First of all, removeNode endpoint is not specifically for the downscaling dgraph cluster. It’s meant to replace the faulty node. But with few tricks, it can be used to downscale the cluster. But we have to ensure that cluster doesn’t go into an unstable state because of loss of consensus.

So when you set up 2N+1 number of nodes in a RAFT setup, the cluster can handle N failures. So removing the first node (either Leader or follower) doesn’t have any adverse effect on cluster. But removing the second node which is the leader leads to faulty quorum and thus an unstable cluster.

@aman-bansal Is there a way to resolve the issue, or do I have to wipe the volumes and restore ? Also, shouldn’t the removeNode endpoint trigger a re-election or shouldn’t there be a way to manually trigger it ?

As @aman-bansal said, /removeNode is meant to replace unhealthy nodes. That means it’s not used to remove the current leader of the group. Doing so can make the existing members stuck trying to connect if the leader was suddenly removed and there’s no longer a majority.

The process to call /removeNode only to remove followers (leaders are presumably active and healthy) for both Dgraph Zero and Dgraph Alpha groups.

Manual recovery

If your cluster is still stuck, you can wipe the volumes and restore. Otherwise, you can undergo some manual recovery steps by keeping one of the Alpha p directories.

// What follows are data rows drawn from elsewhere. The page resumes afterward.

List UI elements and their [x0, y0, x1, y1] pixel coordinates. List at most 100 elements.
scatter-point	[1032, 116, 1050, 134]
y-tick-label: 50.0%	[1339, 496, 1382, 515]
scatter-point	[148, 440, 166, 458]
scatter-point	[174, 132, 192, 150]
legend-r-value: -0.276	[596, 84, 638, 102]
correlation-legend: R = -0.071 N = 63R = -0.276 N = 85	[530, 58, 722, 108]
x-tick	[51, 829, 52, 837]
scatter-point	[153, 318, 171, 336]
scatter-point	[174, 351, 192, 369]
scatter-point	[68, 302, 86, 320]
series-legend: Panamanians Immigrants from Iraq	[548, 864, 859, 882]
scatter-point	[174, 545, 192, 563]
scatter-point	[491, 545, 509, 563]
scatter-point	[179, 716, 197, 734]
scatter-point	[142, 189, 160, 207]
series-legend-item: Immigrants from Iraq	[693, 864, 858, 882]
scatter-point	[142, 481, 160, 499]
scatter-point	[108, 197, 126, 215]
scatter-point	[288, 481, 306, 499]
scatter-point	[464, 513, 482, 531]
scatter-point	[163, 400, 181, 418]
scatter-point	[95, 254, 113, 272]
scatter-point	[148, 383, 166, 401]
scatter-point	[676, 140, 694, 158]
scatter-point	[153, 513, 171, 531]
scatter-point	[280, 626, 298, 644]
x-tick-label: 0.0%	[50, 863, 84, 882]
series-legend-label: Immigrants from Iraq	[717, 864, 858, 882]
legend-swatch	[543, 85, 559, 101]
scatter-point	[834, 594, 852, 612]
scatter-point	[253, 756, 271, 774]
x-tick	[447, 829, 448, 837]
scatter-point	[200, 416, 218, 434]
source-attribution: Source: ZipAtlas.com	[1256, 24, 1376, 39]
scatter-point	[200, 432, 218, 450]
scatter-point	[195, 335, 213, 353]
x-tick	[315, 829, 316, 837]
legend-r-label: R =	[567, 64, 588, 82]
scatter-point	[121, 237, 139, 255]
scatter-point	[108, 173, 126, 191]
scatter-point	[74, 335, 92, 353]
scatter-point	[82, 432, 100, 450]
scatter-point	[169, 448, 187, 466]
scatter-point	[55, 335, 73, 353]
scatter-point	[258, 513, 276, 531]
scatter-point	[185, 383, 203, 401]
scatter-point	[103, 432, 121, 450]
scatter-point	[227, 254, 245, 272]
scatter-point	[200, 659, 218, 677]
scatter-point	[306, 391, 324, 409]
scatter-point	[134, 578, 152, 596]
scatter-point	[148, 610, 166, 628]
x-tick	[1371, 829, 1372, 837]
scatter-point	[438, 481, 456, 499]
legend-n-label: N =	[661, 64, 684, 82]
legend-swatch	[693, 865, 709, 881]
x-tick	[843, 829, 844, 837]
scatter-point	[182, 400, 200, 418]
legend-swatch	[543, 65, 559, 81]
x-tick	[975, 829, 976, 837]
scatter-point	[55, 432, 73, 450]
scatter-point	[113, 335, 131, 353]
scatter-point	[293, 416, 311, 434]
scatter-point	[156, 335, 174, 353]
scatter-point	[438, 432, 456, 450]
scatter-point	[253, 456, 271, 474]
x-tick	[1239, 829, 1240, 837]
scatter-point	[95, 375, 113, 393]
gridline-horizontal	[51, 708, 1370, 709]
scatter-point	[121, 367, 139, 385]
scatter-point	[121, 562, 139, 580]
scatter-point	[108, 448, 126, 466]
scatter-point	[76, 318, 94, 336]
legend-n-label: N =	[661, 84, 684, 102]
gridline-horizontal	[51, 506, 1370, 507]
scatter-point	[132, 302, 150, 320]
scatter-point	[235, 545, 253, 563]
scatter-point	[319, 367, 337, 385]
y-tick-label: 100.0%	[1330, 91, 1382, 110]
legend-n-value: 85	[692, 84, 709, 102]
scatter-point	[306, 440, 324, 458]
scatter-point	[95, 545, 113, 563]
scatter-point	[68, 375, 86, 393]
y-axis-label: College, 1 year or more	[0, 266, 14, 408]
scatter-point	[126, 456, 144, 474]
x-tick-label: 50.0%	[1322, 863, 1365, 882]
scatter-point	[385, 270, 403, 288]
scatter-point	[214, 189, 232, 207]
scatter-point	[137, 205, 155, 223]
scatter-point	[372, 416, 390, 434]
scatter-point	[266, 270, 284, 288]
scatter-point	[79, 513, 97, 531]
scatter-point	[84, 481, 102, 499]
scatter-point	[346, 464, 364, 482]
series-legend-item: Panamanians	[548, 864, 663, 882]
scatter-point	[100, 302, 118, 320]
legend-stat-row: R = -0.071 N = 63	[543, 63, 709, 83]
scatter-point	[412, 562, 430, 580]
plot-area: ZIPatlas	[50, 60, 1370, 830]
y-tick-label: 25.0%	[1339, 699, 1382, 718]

  1. Check /state for the maxLeaseId and maxTxnTs information (see docs about /state).
  2. Keep a p directory around and remove other volumes.
  3. Start the Zeros.
    • Call /assign?what=uids&num=N where num is set to the value for maxLeaseId from step 1. This sets the UID lease for blank UID assignment.
    • Call /assign?what=timestamps&num=N where num is set to the value for maxTxnTs from step 1. This sets the latest txn timestamp.
  4. Copy the p directory to the respective Alpha volumes.
  5. Start the Alphas.

This is similar to the steps for bulk loading where bulk loader outputs p directory that you can then copy to the Alpha instances (step 4).

3 Likes

Thanks @dmai, this is very useful information.